En cuanto a la manera concreta con la que esta se puede
realizar por medio del rol específico de la música sagrada, la Constitución
ofrece una respuesta clara: «se fomentarán las aclamaciones del pueblo, las
respuestas, la salmodia, las antífonas, los cantos» y «un silencio sagrado»
(SC, 30), y exhorta a cada uno, ministro o simple fiel, a desempeñar «todo y
sólo aquello que le corresponde por la naturaleza de la acción y las normas
litúrgicas» (Sacrosanctum Concilium, 28) en el equilibrio armonioso entre los
distintos ministerios, las diversas intervenciones y los momentos de silencio.

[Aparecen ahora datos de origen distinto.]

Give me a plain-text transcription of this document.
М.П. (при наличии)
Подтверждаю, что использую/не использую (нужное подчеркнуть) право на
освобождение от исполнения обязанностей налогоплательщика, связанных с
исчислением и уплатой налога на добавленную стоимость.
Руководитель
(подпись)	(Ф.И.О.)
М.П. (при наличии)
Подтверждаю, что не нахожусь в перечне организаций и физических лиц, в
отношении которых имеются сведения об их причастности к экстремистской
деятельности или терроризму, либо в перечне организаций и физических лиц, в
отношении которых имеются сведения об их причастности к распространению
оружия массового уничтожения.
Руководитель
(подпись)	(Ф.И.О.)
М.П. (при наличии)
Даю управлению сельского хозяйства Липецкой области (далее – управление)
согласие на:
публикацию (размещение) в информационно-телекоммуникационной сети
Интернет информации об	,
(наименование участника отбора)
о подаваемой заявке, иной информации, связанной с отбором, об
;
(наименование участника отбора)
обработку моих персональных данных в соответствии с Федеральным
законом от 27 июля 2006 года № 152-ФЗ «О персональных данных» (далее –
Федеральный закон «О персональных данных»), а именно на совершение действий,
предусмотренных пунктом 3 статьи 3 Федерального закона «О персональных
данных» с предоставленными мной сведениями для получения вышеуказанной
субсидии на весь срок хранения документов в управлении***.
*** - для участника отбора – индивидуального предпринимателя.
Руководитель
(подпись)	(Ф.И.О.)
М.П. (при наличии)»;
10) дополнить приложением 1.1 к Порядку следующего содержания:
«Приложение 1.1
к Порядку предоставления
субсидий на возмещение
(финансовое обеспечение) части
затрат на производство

El Concilio concede además gran importancia al canto
gregoriano, sin excluir de la celebración otros géneros de música sagrada. Se
presta también especial atención al órgano (cfr. Sacrosanctum Concilium, 120),
mientras que se admite el uso de otros instrumentos «siempre que sean aptos o
puedan adaptarse al uso sagrado, convengan a la dignidad del templo y
contribuyan realmente a la edificación de los fieles» (Sacrosanctum Concilium,
120).
Un tema muy importante para la reforma conciliar es el de la
inculturación, también en el ámbito de la música sacra. Se subraya, en
particular, en relación con las tradiciones musicales de las diferentes
culturas, la importancia de tenerlas muy en cuenta, como parte de la vida
religiosa y social de las personas. Por ello, se recomienda, por un lado, poner
en práctica en todos una adecuada «educación del sentido religioso» (Sacrosanctum
Concilium, 119) y, por el otro, «dentro de lo posible […] puedan promover la
música tradicional de su pueblo, tanto en las escuelas como en las acciones
sagradas» (ibid.).
En el contexto litúrgico, se reconoce una función
especial a la schola cantorum, instrumento pastoral cuya promoción se
recomienda, con la misión de «velar por la ejecución exacta de las partes que
le corresponden, según los distintos géneros de canto, y favorecer la
participación activa de los fieles en el canto» (Sagrada Congregación de los
Ritos, Instrucción Musicam Sacram, 19).
Con este fin, el compositor de música sacra debe conocer
y preservar el patrimonio musical de la Iglesia, dejándose inspirar por él para
dar vida a nuevas composiciones al servicio de la liturgia, respetando la
sensibilidad contemporánea y las diferentes tradiciones culturales, de modo que
«purificar el culto de impropiedades de estilo, de formas de expresión
descuidadas, de músicas y textos desaliñados, y poco acordes con la
grandeza del acto que se celebra, para asegurar dignidad y bondad de formas a
la música litúrgica» ( San Juan Pablo II, Quirógrafo sobre la música sagrada,
22 de noviembre de 2003, 3).
Por todas estas razones, los Padres conciliares recomiendan fomentar
la formación y la práctica de la música sacra «en los seminarios, en los
noviciados de religiosos de ambos sexos y en las casas de estudios, así
como también en los demás institutos y escuelas católicas» (Sacrosanctum
Concilium, 115) y garantizar a los músicos y cantantes una sólida formación
litúrgica (cf. ibid.).
Queridos hermanos y hermanas, los Padres de la Iglesia
concedieron gran importancia al canto litúrgico, símbolo de la comunión
eclesial. Por eso podemos concluir con estas hermosas palabras de San Ignacio
de Antioquía: «Que cada uno de vosotros también se convierta en coro, a
fin de que, en la armonía de vuestra concordia, toméis el tono de Dios en la
unidad, cantéis a una sola voz por Jesucristo al Padre, a fin de que os escuche
y que os reconozca, por vuestras buenas obras, como los miembros de su Hijo»
(Carta a los Efesios, 4,2). Fuente: Vatican. Va.